Joe and I had a babycare skills class at the hospital earlier this week. It's a really good thing we paid $65 to attend, or else we would never have known that, when giving our baby a sponge bath, we should always start by using clean water. If you've ever seen the episode of "The Simpons" where the kids are taken away from Homer and Marge and they have to take a basic parenting skills class (where they are taught that "trash goes IN the trash can; people, I can't stress this enough"), you have an idea of what our lesson was like.

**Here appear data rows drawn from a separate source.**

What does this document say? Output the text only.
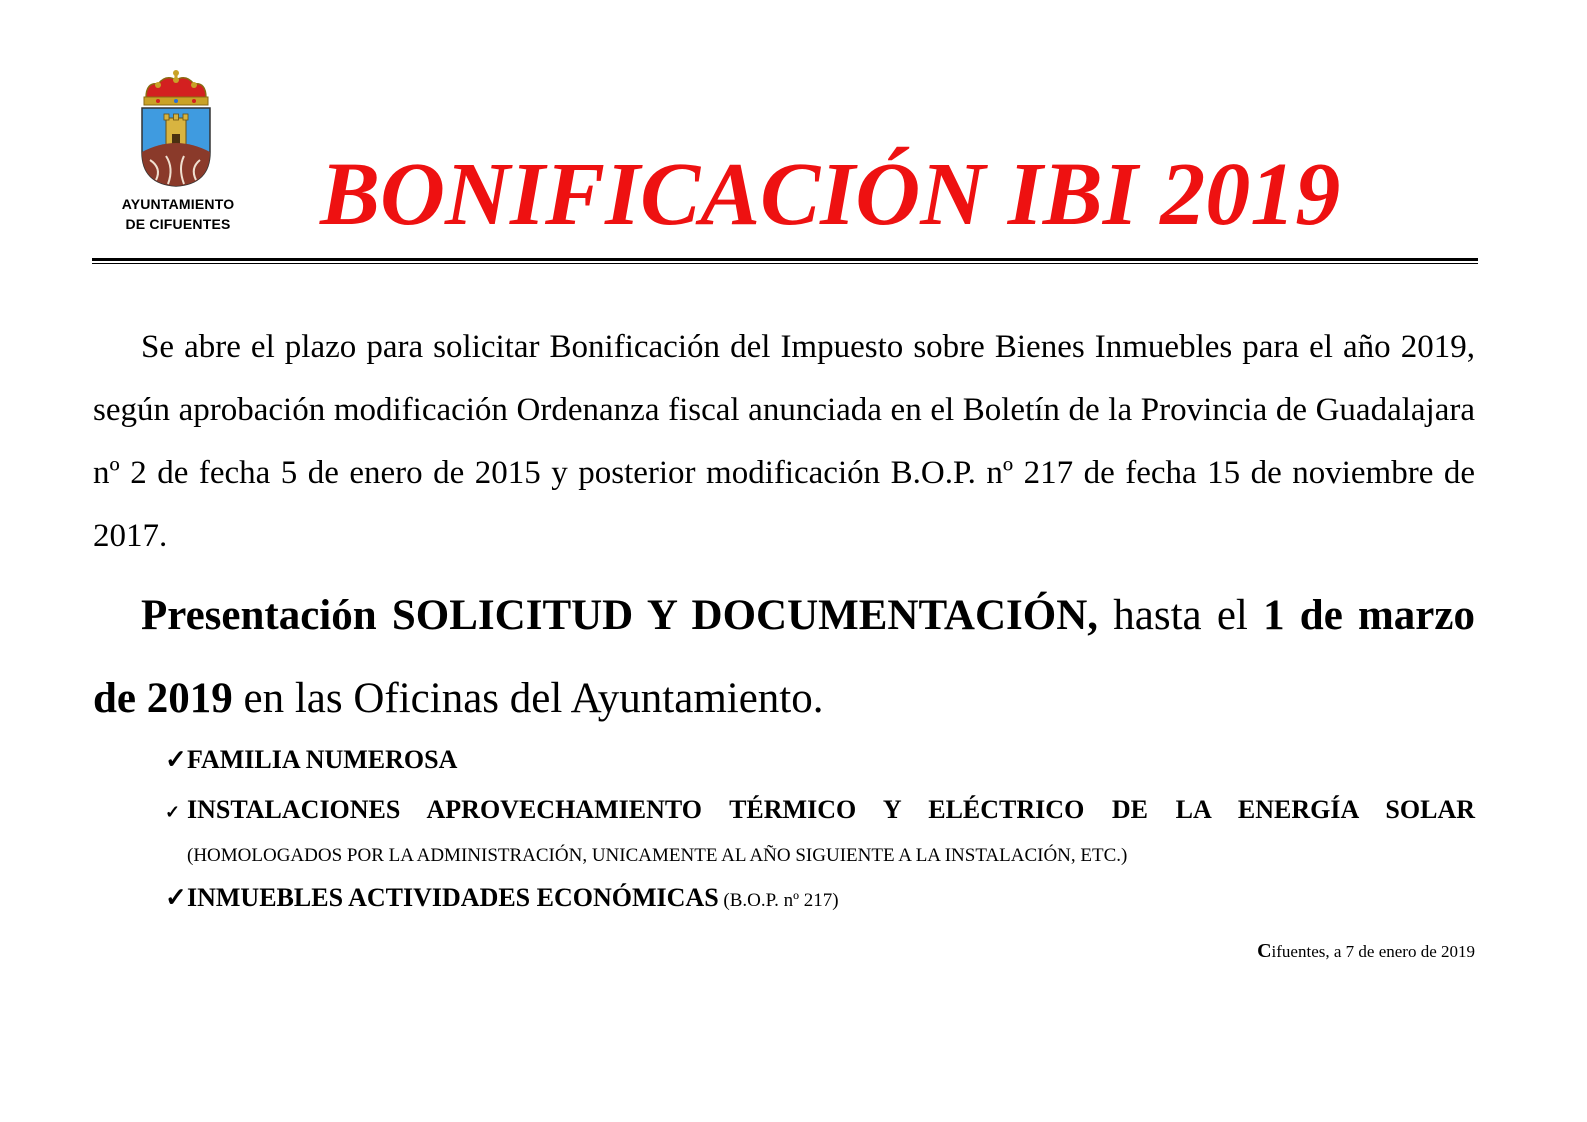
AYUNTAMIENTO
DE CIFUENTES BONIFICACIÓN IBI 2019
Se abre el plazo para solicitar Bonificación del Impuesto sobre Bienes Inmuebles para el año 2019, según aprobación modificación Ordenanza fiscal anunciada en el Boletín de la Provincia de Guadalajara nº 2 de fecha 5 de enero de 2015 y posterior modificación B.O.P. nº 217 de fecha 15 de noviembre de 2017.
Presentación SOLICITUD Y DOCUMENTACIÓN, hasta el 1 de marzo de 2019 en las Oficinas del Ayuntamiento.
✓FAMILIA NUMEROSA
✓ INSTALACIONES APROVECHAMIENTO TÉRMICO Y ELÉCTRICO DE LA ENERGÍA SOLAR
(HOMOLOGADOS POR LA ADMINISTRACIÓN, UNICAMENTE AL AÑO SIGUIENTE A LA INSTALACIÓN, ETC.)
✓INMUEBLES ACTIVIDADES ECONÓMICAS (B.O.P. nº 217)
Cifuentes, a 7 de enero de 2019
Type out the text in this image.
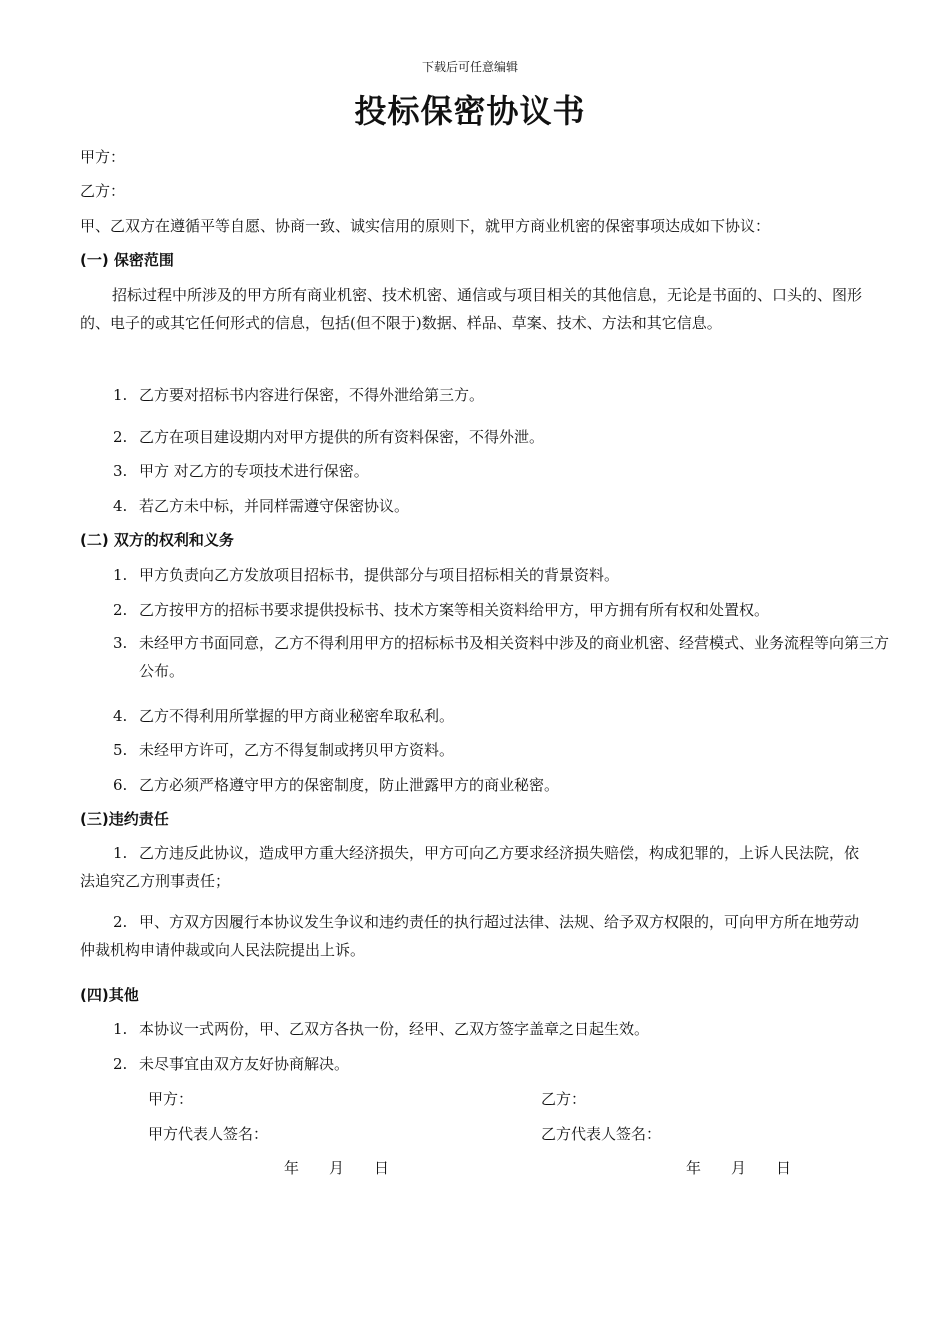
下载后可任意编辑
投标保密协议书
甲方：
乙方：
甲、乙双方在遵循平等自愿、协商一致、诚实信用的原则下，就甲方商业机密的保密事项达成如下协议：
(一) 保密范围
招标过程中所涉及的甲方所有商业机密、技术机密、通信或与项目相关的其他信息，无论是书面的、口头的、图形的、电子的或其它任何形式的信息，包括(但不限于)数据、样品、草案、技术、方法和其它信息。
1. 乙方要对招标书内容进行保密，不得外泄给第三方。
2. 乙方在项目建设期内对甲方提供的所有资料保密，不得外泄。
3. 甲方 对乙方的专项技术进行保密。
4. 若乙方未中标，并同样需遵守保密协议。
(二) 双方的权利和义务
1. 甲方负责向乙方发放项目招标书，提供部分与项目招标相关的背景资料。
2. 乙方按甲方的招标书要求提供投标书、技术方案等相关资料给甲方，甲方拥有所有权和处置权。
3. 未经甲方书面同意，乙方不得利用甲方的招标标书及相关资料中涉及的商业机密、经营模式、业务流程等向第三方公布。
4. 乙方不得利用所掌握的甲方商业秘密牟取私利。
5. 未经甲方许可，乙方不得复制或拷贝甲方资料。
6. 乙方必须严格遵守甲方的保密制度，防止泄露甲方的商业秘密。
(三)违约责任
1. 乙方违反此协议，造成甲方重大经济损失，甲方可向乙方要求经济损失赔偿，构成犯罪的，上诉人民法院，依法追究乙方刑事责任；
2. 甲、方双方因履行本协议发生争议和违约责任的执行超过法律、法规、给予双方权限的，可向甲方所在地劳动仲裁机构申请仲裁或向人民法院提出上诉。
(四)其他
1. 本协议一式两份，甲、乙双方各执一份，经甲、乙双方签字盖章之日起生效。
2. 未尽事宜由双方友好协商解决。
甲方：	乙方：
甲方代表人签名：	乙方代表人签名：
年　　月　　日	年　　月　　日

The class was led by an instructor who appeared to be no older than 15, but claimed to be a registered nurse. When she put on the first video for us, "Every Newborn is Special," narrated by Pam Dawber, I knew we were in trouble. Perky Pam, with her side-ponytail and her oversized, belted shirt, told us to expect that our baby will cry a lot, sleep a lot, and poo a lot.

After the video, we learned how to burp babies with scary-looking newborn replica dolls. Joe and I kept handing the doll back to each other in the most inappropriate ways we could: upside down, passing it like a football, and all other stupid things designed to attract the horror of our classmates.

The class lasted three uneventful and unnecessary hours -- not a lot of fun for my still-sore ass -- but at least there were cookies. And thankfully, I know better now not to put soap in my newborn baby's eyes.